Others are more incensed:
* "I am absolutely astounded at what you are saying. What would you have had the Israeli Government do with these ships?"
* "How can you criticize the Israelis without saying what they should have done differently?"
* "Good points. But what would YOU have done instead?
* "So, how should Israel be responding?"
My reply:
(1) I cannot offer a detailed alternative, for I am not on the scene, I lack the relevant knowledge and experience, plus I am a strategist, setting out the broad outlines to win, not a tactician, figuring out implementation in detail. I do know that Israeli soldiers should never have rappelled their way into the trap on the Mavi Marmara. They should have had intelligence about the ship's passengers' readiness for a clash and found some way to avert a bloody confrontation. That might have meant boarding the ship with protective gear; anchoring it at sea; or towing it to an Israeli harbor.

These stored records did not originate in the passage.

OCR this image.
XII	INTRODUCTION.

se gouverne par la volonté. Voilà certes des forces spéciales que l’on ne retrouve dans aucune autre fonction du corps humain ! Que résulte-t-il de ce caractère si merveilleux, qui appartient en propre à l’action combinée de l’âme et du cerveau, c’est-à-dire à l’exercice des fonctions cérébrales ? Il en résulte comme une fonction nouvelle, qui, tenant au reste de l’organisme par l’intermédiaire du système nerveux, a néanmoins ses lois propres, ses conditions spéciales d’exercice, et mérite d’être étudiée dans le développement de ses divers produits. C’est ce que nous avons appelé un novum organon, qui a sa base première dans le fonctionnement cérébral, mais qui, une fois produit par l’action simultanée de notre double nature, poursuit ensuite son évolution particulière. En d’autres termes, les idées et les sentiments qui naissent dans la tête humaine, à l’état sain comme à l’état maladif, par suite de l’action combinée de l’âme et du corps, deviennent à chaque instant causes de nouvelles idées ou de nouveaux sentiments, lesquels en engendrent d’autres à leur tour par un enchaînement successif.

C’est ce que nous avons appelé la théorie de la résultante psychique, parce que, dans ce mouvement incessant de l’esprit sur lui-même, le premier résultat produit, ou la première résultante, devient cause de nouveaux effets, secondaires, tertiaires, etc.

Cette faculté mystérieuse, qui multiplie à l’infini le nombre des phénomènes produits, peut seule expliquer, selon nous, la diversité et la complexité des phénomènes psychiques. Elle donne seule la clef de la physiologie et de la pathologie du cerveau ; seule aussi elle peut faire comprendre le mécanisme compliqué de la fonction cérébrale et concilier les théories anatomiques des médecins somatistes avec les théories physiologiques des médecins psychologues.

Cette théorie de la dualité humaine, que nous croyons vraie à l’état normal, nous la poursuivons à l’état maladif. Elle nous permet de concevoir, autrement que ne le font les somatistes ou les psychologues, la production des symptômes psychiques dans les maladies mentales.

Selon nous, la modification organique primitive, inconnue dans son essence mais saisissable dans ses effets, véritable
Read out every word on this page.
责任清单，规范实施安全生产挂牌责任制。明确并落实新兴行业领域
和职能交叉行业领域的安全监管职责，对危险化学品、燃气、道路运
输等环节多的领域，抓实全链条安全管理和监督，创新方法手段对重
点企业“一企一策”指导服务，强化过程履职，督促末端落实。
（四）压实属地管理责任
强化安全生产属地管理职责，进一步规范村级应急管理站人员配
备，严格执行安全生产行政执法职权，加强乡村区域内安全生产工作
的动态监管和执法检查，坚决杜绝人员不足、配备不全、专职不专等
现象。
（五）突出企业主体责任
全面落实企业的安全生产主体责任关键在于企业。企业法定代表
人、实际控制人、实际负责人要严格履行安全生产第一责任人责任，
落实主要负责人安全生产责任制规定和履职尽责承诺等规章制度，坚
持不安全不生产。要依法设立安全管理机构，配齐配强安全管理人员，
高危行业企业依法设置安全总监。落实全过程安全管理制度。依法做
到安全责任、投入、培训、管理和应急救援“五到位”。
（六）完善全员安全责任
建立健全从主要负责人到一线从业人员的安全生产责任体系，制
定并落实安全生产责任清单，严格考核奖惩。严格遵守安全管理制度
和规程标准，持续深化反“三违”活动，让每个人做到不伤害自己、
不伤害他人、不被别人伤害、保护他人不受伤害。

(2) This incident fits a larger pattern, for Palestinians and their supporters are wising up and finding creative ways to impugn Israel in world opinion. Supermarkets in Norway refuse Israeli produce, universities in the United Kingdom break relations with Israeli counterparts, and so on. Palestinians a while back organized a march from Jordan to the Israeli border. Currently, they are boycotting West Bank products made by Israelis. Will Jerusalem finally learn to take this challenge seriously? For some thoughts by specialists on the matter, see my extracts from a thoughtful article by Leslie Susser.
(3) This is not an exclusively Israeli dilemma but one that extends across the Western world. Israel just feels it first and hardest, as so often is the case.